As you can see, we can use the “alter table” syntax to modify the table name of the temporary table, but we cannot use the “rename” syntax. Do you know why?

You can write your analysis in the comments. I will discuss this question with you at the end of the next article. Thank you for listening, and feel free to share this article with more friends to read together.

Previous Question Time #

The previous question was about the join statement of the following three tables:

select * from t1 join t2 on(t1.a=t2.a) join t3 on (t2.b=t3.b) where t1.c>=X and t2.c>=Y and t3.c>=Z;

If rewritten using straight_join, how do you specify the join order and create indexes on the three tables?

The first principle is to use the Block Nested-Loop Algorithm (BKA) as much as possible. It is important to note that when using the BKA, it doesn’t mean “calculate the join result of two tables first, and then join it with the third table”. Instead, it directly nests the queries.

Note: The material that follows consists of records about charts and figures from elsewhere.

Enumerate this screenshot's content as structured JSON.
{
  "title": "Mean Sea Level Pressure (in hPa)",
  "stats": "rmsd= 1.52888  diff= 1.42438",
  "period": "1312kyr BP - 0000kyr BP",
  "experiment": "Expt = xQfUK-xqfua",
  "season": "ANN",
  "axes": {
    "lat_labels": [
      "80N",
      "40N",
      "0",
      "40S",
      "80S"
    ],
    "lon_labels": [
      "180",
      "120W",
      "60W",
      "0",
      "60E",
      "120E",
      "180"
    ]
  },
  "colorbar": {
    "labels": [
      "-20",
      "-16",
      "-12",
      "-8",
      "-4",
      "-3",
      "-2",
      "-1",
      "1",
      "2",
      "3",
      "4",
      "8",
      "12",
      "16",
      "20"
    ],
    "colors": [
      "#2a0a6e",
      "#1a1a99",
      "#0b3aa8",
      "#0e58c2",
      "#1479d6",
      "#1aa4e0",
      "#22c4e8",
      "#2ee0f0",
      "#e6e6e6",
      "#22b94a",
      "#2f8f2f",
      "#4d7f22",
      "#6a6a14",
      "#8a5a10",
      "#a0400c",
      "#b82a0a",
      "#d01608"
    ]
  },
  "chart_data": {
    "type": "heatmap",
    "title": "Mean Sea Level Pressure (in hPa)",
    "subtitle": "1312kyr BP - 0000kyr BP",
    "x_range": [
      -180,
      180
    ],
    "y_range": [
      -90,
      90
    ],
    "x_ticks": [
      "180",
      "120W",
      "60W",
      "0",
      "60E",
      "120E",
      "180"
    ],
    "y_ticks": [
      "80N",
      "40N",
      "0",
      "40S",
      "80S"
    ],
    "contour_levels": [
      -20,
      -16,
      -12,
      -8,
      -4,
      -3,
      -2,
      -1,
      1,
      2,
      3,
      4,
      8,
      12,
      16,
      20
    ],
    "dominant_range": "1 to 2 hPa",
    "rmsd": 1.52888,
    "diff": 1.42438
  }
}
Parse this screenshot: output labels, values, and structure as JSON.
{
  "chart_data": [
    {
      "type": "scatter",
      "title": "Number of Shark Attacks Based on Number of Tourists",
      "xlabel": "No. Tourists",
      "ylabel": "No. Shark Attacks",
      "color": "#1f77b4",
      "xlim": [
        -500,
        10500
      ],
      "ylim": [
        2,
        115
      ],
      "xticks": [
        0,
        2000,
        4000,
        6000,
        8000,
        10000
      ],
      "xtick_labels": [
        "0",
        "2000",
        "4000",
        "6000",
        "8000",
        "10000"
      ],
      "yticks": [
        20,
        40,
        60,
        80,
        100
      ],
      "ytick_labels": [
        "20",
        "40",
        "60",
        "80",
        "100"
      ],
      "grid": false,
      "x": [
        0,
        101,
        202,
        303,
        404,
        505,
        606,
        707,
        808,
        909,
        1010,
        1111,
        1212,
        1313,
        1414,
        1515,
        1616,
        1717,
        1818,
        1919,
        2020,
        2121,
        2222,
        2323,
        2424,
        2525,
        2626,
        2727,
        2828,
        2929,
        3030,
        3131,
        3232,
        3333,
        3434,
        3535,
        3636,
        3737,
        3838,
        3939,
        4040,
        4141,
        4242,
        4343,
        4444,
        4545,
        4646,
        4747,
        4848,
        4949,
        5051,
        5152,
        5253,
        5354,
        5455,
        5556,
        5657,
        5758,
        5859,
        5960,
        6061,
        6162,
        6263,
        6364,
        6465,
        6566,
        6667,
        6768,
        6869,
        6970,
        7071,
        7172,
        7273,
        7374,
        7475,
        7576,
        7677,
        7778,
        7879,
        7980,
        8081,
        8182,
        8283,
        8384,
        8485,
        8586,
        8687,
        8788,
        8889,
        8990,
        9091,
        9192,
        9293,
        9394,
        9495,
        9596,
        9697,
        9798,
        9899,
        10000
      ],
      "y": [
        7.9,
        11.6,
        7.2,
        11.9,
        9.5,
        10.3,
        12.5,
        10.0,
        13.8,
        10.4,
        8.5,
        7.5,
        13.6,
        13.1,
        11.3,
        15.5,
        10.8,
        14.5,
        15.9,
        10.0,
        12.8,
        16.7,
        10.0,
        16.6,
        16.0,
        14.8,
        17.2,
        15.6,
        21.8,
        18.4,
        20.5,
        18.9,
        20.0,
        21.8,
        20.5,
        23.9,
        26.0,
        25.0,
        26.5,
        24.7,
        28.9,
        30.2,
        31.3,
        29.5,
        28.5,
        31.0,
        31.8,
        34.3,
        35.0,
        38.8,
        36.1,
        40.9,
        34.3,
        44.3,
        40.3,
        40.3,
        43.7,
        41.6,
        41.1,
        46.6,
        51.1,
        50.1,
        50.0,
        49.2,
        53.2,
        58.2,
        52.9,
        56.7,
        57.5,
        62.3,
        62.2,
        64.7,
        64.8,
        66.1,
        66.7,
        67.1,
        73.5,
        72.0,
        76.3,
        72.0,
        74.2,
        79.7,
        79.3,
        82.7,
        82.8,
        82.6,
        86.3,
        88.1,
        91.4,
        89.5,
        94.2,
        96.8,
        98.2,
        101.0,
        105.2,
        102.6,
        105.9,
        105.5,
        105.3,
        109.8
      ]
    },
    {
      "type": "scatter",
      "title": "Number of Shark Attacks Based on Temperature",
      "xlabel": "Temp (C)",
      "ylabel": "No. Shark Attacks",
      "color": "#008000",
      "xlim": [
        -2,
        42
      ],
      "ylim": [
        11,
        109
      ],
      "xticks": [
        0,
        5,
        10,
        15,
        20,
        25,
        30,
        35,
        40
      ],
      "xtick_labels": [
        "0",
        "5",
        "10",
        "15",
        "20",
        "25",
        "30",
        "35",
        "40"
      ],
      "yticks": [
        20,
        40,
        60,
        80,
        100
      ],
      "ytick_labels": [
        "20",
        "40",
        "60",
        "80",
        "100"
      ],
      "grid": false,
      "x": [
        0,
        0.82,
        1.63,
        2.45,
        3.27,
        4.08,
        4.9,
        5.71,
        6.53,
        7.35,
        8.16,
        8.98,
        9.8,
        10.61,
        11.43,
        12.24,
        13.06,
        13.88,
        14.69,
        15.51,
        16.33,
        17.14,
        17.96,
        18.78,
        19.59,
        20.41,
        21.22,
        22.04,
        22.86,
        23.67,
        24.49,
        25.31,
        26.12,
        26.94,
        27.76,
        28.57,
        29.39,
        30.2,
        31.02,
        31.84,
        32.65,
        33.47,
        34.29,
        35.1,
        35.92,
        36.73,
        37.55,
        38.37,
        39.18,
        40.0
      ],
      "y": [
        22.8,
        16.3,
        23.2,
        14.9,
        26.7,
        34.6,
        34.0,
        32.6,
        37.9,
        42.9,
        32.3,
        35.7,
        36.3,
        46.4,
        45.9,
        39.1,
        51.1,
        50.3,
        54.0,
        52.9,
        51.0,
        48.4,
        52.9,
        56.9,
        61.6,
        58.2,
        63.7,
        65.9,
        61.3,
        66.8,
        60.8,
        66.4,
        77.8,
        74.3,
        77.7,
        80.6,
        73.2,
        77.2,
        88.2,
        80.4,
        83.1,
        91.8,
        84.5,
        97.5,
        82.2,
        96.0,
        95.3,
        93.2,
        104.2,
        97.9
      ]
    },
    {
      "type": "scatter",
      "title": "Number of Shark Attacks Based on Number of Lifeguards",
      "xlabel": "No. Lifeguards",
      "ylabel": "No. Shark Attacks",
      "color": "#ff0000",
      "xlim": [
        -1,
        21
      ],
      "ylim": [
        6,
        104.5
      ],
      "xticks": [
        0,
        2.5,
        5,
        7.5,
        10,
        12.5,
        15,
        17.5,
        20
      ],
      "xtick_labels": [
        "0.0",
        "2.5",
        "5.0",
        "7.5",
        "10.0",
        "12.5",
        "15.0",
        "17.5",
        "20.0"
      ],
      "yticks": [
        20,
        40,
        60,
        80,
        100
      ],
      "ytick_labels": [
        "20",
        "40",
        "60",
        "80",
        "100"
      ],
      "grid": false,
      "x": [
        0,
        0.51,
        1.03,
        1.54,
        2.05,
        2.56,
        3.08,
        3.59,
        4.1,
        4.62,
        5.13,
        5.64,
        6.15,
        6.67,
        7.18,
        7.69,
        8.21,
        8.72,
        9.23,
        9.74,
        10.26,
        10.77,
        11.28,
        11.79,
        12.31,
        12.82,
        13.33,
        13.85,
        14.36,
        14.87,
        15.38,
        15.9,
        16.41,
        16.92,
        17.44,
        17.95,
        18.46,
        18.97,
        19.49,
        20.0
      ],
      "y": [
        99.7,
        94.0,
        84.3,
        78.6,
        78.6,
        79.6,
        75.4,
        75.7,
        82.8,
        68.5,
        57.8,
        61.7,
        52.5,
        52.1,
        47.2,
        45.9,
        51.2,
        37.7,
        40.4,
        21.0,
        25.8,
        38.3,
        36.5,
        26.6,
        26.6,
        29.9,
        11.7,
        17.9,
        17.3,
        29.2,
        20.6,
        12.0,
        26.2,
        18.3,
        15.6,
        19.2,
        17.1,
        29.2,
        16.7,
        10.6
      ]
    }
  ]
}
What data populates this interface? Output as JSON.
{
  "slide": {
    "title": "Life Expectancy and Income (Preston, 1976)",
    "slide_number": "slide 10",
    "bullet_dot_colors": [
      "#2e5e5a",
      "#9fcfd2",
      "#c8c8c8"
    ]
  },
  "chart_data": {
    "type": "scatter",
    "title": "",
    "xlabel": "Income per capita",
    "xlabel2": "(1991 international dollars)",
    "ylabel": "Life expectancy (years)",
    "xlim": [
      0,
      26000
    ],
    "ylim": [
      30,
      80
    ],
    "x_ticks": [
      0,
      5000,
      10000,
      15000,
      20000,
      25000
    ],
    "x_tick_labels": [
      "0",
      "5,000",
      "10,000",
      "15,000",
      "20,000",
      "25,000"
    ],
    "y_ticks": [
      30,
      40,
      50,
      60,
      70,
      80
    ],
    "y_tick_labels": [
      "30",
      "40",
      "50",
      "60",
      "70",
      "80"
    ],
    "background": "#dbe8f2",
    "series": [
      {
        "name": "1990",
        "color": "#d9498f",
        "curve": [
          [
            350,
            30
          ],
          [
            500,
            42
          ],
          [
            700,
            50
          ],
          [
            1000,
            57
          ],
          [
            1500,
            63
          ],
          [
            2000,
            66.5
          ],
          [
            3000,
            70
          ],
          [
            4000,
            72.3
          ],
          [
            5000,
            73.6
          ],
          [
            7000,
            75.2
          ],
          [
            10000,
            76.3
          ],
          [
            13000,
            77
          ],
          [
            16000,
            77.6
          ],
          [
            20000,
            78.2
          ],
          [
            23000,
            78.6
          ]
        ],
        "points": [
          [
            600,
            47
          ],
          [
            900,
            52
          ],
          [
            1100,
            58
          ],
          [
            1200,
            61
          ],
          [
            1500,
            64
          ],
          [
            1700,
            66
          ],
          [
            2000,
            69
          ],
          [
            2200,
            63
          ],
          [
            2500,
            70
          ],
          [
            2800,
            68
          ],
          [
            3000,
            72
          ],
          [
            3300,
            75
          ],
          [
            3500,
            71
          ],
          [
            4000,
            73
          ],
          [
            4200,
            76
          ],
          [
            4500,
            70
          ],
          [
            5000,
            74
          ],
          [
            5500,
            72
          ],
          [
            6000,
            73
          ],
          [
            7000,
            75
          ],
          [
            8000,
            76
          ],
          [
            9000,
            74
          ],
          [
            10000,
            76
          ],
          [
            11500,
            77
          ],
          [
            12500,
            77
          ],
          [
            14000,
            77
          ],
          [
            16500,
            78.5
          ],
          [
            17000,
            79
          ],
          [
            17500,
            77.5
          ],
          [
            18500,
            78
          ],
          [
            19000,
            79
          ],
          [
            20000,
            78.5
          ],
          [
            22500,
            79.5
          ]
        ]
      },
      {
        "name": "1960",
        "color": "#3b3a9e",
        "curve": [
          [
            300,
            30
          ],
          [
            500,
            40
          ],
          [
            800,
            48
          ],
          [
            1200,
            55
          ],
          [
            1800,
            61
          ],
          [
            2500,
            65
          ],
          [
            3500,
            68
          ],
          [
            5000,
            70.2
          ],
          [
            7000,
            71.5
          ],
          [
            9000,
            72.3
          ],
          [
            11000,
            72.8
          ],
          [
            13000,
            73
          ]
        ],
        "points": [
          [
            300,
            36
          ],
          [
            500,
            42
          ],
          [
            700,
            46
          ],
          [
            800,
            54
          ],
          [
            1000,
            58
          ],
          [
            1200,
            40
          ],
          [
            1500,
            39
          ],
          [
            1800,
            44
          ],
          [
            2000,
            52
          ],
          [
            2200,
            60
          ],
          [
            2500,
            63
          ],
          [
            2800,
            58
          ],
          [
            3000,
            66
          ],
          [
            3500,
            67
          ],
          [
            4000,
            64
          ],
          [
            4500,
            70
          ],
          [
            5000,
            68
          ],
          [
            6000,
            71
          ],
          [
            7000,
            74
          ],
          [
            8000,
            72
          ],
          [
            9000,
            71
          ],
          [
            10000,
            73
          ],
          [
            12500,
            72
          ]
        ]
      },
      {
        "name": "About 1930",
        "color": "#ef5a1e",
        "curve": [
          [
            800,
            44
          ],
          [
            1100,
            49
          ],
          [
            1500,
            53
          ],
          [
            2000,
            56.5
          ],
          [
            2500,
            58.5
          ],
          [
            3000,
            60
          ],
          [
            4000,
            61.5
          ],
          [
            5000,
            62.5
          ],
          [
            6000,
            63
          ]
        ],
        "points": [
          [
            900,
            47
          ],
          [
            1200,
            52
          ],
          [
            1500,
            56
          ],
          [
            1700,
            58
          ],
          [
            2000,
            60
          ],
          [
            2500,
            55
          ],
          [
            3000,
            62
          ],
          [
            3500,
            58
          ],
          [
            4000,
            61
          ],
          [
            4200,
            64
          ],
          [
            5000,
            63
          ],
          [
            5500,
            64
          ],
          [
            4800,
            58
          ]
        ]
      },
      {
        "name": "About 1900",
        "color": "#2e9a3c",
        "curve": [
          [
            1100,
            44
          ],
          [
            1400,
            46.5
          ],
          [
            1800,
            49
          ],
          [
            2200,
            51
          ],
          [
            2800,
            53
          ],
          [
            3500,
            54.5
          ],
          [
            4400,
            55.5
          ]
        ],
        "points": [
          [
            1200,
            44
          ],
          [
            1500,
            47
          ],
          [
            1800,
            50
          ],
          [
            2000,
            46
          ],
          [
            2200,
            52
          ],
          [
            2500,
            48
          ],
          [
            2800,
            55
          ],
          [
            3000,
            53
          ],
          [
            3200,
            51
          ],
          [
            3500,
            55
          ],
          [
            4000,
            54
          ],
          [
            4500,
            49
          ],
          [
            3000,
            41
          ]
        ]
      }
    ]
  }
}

The specific implementation is as follows: among the conditions t1.c>=X, t2.c>=Y, and t3.c>=Z, select the table with the least amount of filtered data as the first driving table. At this point, there may be two situations.

In the first situation, if the selected driving table is t1 or t3, the remaining part is fixed.

  1. If the driving table is t1, the join order is t1->t2->t3, and indexes need to be created on the fields t2.a and t3.b as the being driven tables;
  2. If the driving table is t3, the join order is t3->t2->t1, and indexes need to be created on t2.b and t1.a.

At the same time, an index needs to be created on the field c of the first driving table.

In the second situation, if the selected first driving table is t2, the filtering effect of the other two conditions needs to be evaluated.

In summary, the overall idea is to make the data set of each driving table involved in the join as small as possible, because this will reduce the size of the driving table.